Por fin la tormenta se alejó, tan súbitamente como había llegado. Y volvió a aparecer el cielo claro y el cansado gigante sosteniéndolo, y un sol agradable iluminaba su enorme altura contra un fondo de nubes plomizas. Pero la cabeza del gigante estaba tan por encima de las tormentas que no tenía un solo pelo mojado.
Cuando el gigante pudo ver a Hércules, que seguía en la playa, volvió a gritarle.
—¡Soy Atlas, el gigante más fuerte del mundo, y sostengo el cielo sobre de mi cabeza!
—Ya lo veo —contestó Hércules—. Pero ¿podrías decirme cómo llegar al Jardín de las Hespérides?
—¿Qué quieres de allí? —preguntó el gigante.
—Quiero tres manzanas de oro —gritó Hércules— para mi primo el rey.
—Nadie más que yo puede ir al Jardín de las Hespérides y recoger las manzanas —dijo el gigante—. Si no estuviera tan ocupado sosteniendo el cielo, con seis zancadas cruzaría el mar para traértelas.
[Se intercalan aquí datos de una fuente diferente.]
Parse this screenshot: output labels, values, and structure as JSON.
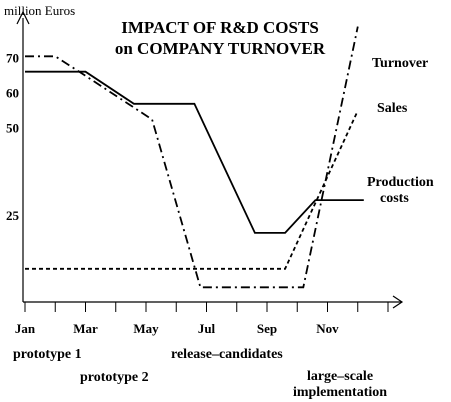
{
  "chart_data": {
    "type": "line",
    "title_lines": [
      "IMPACT OF R&D COSTS",
      "on COMPANY TURNOVER"
    ],
    "ylabel": "million Euros",
    "ylim": [
      0,
      90
    ],
    "xlim": [
      0,
      12.5
    ],
    "yticks": [
      {
        "value": 70,
        "label": "70"
      },
      {
        "value": 60,
        "label": "60"
      },
      {
        "value": 50,
        "label": "50"
      },
      {
        "value": 25,
        "label": "25"
      }
    ],
    "xticks": [
      {
        "x": 0,
        "label": "Jan"
      },
      {
        "x": 2,
        "label": "Mar"
      },
      {
        "x": 4,
        "label": "May"
      },
      {
        "x": 6,
        "label": "Jul"
      },
      {
        "x": 8,
        "label": "Sep"
      },
      {
        "x": 10,
        "label": "Nov"
      }
    ],
    "minor_ticks": [
      1,
      3,
      5,
      7,
      9,
      11,
      12
    ],
    "series": [
      {
        "name": "Production costs",
        "label_lines": [
          "Production",
          "costs"
        ],
        "dash": "solid",
        "x": [
          0,
          2,
          3.6,
          5.6,
          7.6,
          8.6,
          9.6,
          11.2
        ],
        "y": [
          66,
          66,
          56.8,
          56.8,
          19.8,
          19.8,
          29.2,
          29.2
        ]
      },
      {
        "name": "Sales",
        "label_lines": [
          "Sales"
        ],
        "dash": "dotted",
        "x": [
          0,
          3,
          8.6,
          11
        ],
        "y": [
          9.5,
          9.5,
          9.5,
          54.8
        ]
      },
      {
        "name": "Turnover",
        "label_lines": [
          "Turnover"
        ],
        "dash": "dashdot",
        "x": [
          0,
          1.0,
          2.0,
          4.2,
          5.8,
          6.2,
          9.2,
          11.0
        ],
        "y": [
          70.4,
          70.4,
          64.8,
          52.3,
          4.2,
          4.2,
          4.2,
          78.9
        ]
      }
    ],
    "milestones": [
      {
        "label": "prototype 1"
      },
      {
        "label": "prototype 2"
      },
      {
        "label": "release–candidates"
      },
      {
        "label": "large–scale",
        "label2": "implementation"
      }
    ],
    "grid": false,
    "legend": "inline labels at line ends"
  }
}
—Es muy amable de tu parte —replicó Hércules—. ¿Y no podrías apoyar el cielo en una montaña?
—No hay ninguna suficientemente alta —dijo Atlas meneando la cabeza—. Pero si quieres subirte a la cima de alguna que esté cerca, tendrás la cabeza casi al nivel de la mía. Pareces bastante fornido. ¿Y si te cedo mi sitio mientras hago el recado?
No debéis olvidar que Hércules era considerablemente fuerte. Y aunque aguantar el mundo demanda sin duda mucha fuerza muscular, si había un mortal capaz de la hazaña era él. De todos modos, la empresa parecía tan difícil que por primera vez en su vida Hércules dudó.
—¿Es muy pesado? —preguntó.
—Hombre, al principio no tanto —dijo el gigante encogiéndose de hombros—. ¡Pero al cabo de mil años resulta un poco fatigoso!
—¿Y cuánto tardarás en traer las manzanas? —preguntó Hércules.
—Ah, eso es un momento —dijo Atlas—. Daré pasos de cinco o diez leguas y antes de que te empiece a doler la espalda ya estaré de vuelta.
—De acuerdo, pues —dijo Hércules—. Voy a subir a esa montaña que hay detrás de ti para tomarte el relevo.
Lo cierto es que Hércules tenía buen corazón, y permitir que el gigante pudiese dar un paseo era hacerle un gran favor. Además, pensó que su propia gloria iba a aumentar cuando, más que de una hazaña vulgar como vencer a un dragón de cien cabezas, pudiera jactarse de haber sostenido el cielo. De modo que, sin más palabras, el cielo pasó de los hombros de Atlas a los de Hércules.